何で俺の速さに付いて来られる? 何で俺の力を受け止められる? 超人になったはずのこの俺に、お前はどうして対応できるんだ?」
「ちょ、う、じん……?」
声もまともに張れないほどダメージを負った秋也に、アルトはニヤニヤと笑って見せる。
「そうさ。俺は超人になった。だからこそお前と、対等以上に戦えるんだぜ。
ほれ、もっかい来てみろよ、シュウヤ。俺のやさっしーい情けだ、もう一太刀くらいは相手してやんぜ?」
アルトは床に落ちていた秋也の刀を蹴り、秋也のところに寄越す。
「なめ、や、がって……!」
胃から口の中に上っていた血をビチャビチャと吐き、秋也は刀を拾い、構える。
だが既に左手を粉砕骨折しているため、構えたその刀は、ガタガタと揺れている。
「てめー、なんかに、……やられて、たまるか、……ッ」
それでも全身に力をみなぎらせ、秋也はアルトに向かって駆け出した。
「『火閃』ッ!」
振り払った刀から火が撒き散らされ、アルトへ飛んで行く。
しかし、アルトはひょい、と事も無げにそれを避ける。
「……ッ」
秋也はもう一度、薙ぐ。それも避けられる。
「……ぁッ」
もう一度。
「ら……っ」
もう一度。
「は……ぁ」
もう一度。さらにもう一度。立て続けに、振るい続ける。
「……そ……っ、……くそっ、……くそ、ぉ、っ」
やがて、秋也の動きが止まる。
「どうした? もう、来ねえのか?」
「……くそ、……が……、っ」
体がぶるぶると震えだし、上段に構えた刀から火が消える。
「……ごぼ、ぼ、ぼごごっ」
それと同時に、秋也の口からおびただしい血が、泡になって吐き出された。
「……限界か? くくく、ザマぁねえな? 剣士が聞いて呆れるぜ!」
だが、それでも秋也は倒れない。
「……」
ガクガクと足を震わせ、刀を上段に構えたまま、眼だけがギラギラと生気を持って、アルトをにらんでいた。
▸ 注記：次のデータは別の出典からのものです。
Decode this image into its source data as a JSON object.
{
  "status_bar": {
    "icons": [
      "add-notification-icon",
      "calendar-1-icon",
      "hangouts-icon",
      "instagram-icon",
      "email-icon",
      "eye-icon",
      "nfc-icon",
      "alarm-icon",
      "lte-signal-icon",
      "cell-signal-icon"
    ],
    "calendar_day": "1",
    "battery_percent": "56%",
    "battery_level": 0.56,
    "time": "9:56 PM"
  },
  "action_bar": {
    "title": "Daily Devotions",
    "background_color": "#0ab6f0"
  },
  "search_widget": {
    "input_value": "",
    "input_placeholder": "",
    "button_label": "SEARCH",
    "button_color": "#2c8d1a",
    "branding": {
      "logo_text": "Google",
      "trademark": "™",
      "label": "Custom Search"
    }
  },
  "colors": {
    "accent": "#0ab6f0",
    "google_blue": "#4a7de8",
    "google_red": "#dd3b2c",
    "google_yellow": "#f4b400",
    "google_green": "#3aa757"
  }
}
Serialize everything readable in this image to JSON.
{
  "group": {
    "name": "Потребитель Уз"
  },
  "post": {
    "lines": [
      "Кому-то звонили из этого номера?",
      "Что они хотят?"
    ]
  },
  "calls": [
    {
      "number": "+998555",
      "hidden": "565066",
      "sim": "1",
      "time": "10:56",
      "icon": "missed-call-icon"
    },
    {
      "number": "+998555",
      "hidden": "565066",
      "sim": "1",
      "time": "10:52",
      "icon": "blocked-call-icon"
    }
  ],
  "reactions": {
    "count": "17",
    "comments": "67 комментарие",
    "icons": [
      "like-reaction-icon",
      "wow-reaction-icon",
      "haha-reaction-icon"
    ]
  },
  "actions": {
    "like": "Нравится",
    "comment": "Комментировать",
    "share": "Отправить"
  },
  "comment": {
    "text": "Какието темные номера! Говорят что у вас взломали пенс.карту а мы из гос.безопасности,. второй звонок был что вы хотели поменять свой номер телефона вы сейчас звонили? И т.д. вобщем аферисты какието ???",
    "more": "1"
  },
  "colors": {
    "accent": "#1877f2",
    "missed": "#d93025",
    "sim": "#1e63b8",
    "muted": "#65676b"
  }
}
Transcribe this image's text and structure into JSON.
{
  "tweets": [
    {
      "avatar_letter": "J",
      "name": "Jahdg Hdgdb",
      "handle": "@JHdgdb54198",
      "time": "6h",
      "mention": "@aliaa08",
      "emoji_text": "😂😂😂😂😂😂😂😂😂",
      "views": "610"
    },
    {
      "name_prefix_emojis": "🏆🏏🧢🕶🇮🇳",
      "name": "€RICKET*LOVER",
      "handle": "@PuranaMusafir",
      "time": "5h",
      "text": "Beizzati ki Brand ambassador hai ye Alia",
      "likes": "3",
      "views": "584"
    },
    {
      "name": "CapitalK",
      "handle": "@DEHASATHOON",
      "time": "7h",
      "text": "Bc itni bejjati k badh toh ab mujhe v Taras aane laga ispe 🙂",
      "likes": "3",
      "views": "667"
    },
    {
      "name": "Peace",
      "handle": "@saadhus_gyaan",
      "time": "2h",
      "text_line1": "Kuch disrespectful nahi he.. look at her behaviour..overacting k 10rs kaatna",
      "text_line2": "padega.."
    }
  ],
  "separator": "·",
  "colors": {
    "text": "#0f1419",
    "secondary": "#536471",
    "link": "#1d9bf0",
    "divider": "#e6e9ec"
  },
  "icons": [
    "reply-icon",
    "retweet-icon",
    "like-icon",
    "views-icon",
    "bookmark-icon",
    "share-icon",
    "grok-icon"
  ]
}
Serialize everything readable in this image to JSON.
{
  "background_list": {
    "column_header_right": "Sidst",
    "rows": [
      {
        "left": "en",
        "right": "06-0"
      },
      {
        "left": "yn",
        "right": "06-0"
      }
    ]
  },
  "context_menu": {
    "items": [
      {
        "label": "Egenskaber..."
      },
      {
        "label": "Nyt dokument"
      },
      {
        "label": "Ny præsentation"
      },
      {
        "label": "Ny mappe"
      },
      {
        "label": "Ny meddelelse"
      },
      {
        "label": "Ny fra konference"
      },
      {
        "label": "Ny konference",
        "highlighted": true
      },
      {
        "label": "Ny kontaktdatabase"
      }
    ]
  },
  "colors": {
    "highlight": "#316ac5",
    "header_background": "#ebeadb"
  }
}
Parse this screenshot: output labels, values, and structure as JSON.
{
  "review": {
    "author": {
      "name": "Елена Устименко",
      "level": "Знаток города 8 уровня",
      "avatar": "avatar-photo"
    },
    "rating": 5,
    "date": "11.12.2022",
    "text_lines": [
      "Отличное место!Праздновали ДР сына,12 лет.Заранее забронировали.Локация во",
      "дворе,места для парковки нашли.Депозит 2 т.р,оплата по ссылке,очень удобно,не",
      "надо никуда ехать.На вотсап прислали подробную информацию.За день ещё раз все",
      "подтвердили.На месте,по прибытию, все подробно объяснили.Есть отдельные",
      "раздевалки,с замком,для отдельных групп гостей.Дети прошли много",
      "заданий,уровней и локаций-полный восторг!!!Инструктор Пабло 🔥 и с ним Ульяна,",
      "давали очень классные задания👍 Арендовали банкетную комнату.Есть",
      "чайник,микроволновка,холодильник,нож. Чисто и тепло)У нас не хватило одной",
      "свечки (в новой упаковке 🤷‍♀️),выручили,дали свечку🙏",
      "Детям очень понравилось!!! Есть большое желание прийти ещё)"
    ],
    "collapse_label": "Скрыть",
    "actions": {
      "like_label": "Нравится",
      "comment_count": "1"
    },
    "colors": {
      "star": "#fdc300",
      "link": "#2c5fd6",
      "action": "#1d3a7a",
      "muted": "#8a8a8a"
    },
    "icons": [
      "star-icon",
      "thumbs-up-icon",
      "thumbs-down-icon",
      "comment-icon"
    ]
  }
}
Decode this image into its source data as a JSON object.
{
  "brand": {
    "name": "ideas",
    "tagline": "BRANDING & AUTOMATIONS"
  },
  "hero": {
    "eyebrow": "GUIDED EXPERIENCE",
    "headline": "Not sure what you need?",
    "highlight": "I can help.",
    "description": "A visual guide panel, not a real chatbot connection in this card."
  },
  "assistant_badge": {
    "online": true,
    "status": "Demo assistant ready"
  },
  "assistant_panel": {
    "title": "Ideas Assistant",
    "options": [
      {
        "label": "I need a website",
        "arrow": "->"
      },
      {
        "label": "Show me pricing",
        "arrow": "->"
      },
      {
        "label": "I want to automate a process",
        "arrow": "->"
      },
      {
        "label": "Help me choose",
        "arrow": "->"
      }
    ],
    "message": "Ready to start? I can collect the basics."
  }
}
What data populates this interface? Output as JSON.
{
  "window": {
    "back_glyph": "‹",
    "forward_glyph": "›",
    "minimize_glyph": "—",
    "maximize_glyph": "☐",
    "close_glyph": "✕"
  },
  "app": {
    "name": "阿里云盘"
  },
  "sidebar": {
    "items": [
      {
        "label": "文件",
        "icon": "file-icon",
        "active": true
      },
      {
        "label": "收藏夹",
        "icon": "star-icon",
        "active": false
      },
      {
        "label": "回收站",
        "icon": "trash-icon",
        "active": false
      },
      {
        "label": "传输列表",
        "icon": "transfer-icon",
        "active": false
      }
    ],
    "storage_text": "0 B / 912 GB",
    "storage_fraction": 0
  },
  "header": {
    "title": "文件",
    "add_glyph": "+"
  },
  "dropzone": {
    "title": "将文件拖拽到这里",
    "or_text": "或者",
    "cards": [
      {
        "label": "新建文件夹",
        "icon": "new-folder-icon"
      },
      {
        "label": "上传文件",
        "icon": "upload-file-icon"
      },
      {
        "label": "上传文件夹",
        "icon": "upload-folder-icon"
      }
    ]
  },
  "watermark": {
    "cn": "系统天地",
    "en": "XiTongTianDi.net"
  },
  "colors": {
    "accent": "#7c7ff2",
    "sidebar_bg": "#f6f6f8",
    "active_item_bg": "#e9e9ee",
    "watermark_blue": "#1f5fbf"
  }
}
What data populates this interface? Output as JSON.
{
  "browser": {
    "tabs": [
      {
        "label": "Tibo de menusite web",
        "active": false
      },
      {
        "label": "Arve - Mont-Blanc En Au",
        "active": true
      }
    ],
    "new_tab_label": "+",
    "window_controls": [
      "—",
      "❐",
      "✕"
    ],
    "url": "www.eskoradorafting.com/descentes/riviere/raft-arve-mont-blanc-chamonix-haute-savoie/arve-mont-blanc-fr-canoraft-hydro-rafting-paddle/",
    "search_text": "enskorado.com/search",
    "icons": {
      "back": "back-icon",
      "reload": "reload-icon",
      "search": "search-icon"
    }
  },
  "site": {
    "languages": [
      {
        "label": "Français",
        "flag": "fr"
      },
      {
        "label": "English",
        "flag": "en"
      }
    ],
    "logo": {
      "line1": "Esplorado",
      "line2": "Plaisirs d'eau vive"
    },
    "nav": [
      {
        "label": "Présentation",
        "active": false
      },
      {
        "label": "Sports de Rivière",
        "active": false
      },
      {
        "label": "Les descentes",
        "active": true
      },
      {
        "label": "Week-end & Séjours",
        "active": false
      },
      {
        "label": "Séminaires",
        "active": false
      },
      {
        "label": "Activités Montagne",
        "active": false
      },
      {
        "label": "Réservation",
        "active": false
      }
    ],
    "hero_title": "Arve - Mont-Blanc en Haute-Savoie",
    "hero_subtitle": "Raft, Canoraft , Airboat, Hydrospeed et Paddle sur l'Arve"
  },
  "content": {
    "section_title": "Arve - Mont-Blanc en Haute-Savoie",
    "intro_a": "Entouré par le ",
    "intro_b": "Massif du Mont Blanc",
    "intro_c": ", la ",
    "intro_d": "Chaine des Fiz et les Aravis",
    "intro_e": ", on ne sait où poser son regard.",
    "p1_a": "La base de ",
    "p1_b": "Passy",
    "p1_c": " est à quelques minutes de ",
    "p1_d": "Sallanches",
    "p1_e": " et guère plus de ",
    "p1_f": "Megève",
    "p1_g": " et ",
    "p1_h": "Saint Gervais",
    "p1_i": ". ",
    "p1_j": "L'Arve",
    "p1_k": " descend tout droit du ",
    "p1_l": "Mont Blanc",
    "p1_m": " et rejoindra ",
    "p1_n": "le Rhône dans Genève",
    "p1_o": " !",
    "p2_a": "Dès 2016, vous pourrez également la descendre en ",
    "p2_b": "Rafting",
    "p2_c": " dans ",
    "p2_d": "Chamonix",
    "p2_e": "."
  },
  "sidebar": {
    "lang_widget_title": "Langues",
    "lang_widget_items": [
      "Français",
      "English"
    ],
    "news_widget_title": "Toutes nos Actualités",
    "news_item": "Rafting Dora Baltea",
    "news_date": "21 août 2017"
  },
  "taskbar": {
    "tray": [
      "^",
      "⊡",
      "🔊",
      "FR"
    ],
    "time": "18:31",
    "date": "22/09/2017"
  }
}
「倒れないのは立派だな、……とでも言ってほしいか?」
アルトはニヤついた顔で、秋也との距離を詰める。
「俺がそんなクサいセリフ言うわけねえだろーが、バーカ! ただただ惨めで無様でみっともねえだけだぜ、無謀で能無しのお坊ちゃんよぉ?」
アルトは依然倒れない秋也の前で立ち止まり――その首をギリギリとつかむ。
「げ、げぼ、げぼっ、ごぼっ」
秋也の口から、さらに血の泡が流れ出す。顔からはみるみる血の気が引き、血走った眼はぐるんと白目をむいた。
「持って後5分、か? ならいい、丁度いい。
俺がお前の目の前で、あの小娘を手籠めにし、お前を絶望させるにゃ、十分な時間だ」
アルトは秋也の首をつかんだ手を、ぐいぐいと下げる。
「……ごぼ、がはっ」
その力に抗えず、秋也の体がついに、地面へと落とされた。